MODO DE IMPUGNACIÓN: Se hace saber a las partes que contra esta sentencia cabe interponer recurso de casación para la unificación de doctrina que ha de prepararse mediante escrito presentado ante esta Sala de lo Social dentro del improrrogable plazo de DIEZ DÍAS hábiles inmediatos siguientes a la fecha de notificación de esta sentencia. Siendo requisito necesario que en dicho plazo se nombre al letrado que ha de interponerlo. Igualmente será requisito necesario que el recurrente que no tenga la condición de trabajador, causahabiente suyo o beneficiario del Régimen Publico de la Seguridad Social o no gozare del derecho de asistencia jurídica gratuita, acredite ante esta Sala al tiempo de preparar el recurso haber depositado 600 euros, conforme al artículo 229 de la LRJS, y consignado el importe de la condena cuando proceda, presentando resguardos acreditativos de haber efectuado ambos ingresos, separadamente en la cuenta corriente nº 2829-0000-00-0682-19, que esta sección tiene abierta en BANCO SANTANDER sita en Pº del General Martínez Campos, 35, 28010 Madrid o bien por transferencia desde una cuenta corriente abierta en cualquier entidad bancaria distinta de Banco Santander. Para ello ha de seguir todos los pasos siguientes: 1. Emitir la transferencia a la cuenta bancaria IBAN ES55 0049 3569 9200 0500 1274 2. En el campo ORDENANTE, se indicará como mínimo el nombre o razón social de la persona física o jurídica obligada a hacer el ingreso y si es posible, el NIF /CIF de la misma.
3. En el campo BENEFICIARIO, se identificará al Juzgado o Tribunal que ordena el ingreso.
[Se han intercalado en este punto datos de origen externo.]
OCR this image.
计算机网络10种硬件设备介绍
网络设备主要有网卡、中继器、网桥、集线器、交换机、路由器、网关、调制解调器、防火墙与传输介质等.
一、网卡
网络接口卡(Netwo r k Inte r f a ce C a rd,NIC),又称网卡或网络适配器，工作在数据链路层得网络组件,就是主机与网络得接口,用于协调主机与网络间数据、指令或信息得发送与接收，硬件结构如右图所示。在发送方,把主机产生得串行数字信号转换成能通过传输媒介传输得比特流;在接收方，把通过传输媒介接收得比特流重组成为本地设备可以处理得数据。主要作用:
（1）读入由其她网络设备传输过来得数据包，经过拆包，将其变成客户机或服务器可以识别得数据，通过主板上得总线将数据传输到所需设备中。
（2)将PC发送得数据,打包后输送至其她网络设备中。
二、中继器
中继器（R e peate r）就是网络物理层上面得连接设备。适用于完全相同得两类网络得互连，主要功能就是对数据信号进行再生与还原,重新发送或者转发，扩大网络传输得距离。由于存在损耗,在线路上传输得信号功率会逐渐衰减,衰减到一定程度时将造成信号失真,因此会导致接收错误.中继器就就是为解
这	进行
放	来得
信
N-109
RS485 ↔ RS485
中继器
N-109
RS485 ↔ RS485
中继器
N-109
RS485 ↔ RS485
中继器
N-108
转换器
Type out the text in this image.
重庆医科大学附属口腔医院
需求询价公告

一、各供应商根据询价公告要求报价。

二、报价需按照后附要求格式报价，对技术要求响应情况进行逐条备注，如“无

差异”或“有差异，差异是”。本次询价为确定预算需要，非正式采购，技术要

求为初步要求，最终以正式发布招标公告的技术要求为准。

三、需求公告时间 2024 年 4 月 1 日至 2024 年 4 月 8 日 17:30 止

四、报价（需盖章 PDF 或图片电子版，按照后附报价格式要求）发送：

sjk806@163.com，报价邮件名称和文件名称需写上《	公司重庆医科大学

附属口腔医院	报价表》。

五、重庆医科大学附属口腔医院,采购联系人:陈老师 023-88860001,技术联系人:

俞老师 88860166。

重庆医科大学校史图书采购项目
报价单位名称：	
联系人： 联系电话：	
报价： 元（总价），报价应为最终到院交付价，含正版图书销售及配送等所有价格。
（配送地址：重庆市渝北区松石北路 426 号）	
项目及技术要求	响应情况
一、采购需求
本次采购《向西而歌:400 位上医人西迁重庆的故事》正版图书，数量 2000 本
4. En el campo ' OBSERVACIONES O CONCEPTO DE LA TRANSFERENCIA', se consignarán los 16 dígitos que corresponden al Procedimiento (2829000000068219 ), pudiendo en su caso sustituir la consignación de la condena en metálico por el aseguramiento de la misma mediante el correspondiente aval solidario de duración indefinida y pagadero a primer requerimiento emitido por la entidad de crédito ( art.230.1 L.R.J.S).
Si la condena consistiere en constituir el capital-coste de una pensión de Seguridad Social, el ingreso de éste habrá de hacerlo en la Tesorería General de la Seguridad Social y una vez se determine por ésta su importe, lo que se le comunicará por esta Sala.
Una vez adquiera firmeza la presente sentencia, devuélvanse los autos originales al Juzgado de lo Social de su procedencia, dejando de ello debida nota en los Libros de esta Sección de Sala.
Así, por esta nuestra sentencia, lo pronunciamos, mandamos y firmamos.
PUBLICACIÓN Publicada y leída fue la anterior sentencia en por el/la Ilmo/a. Sr/a. Magistrado-Ponente en la Sala de Audiencias de este Tribunal. Doy fe.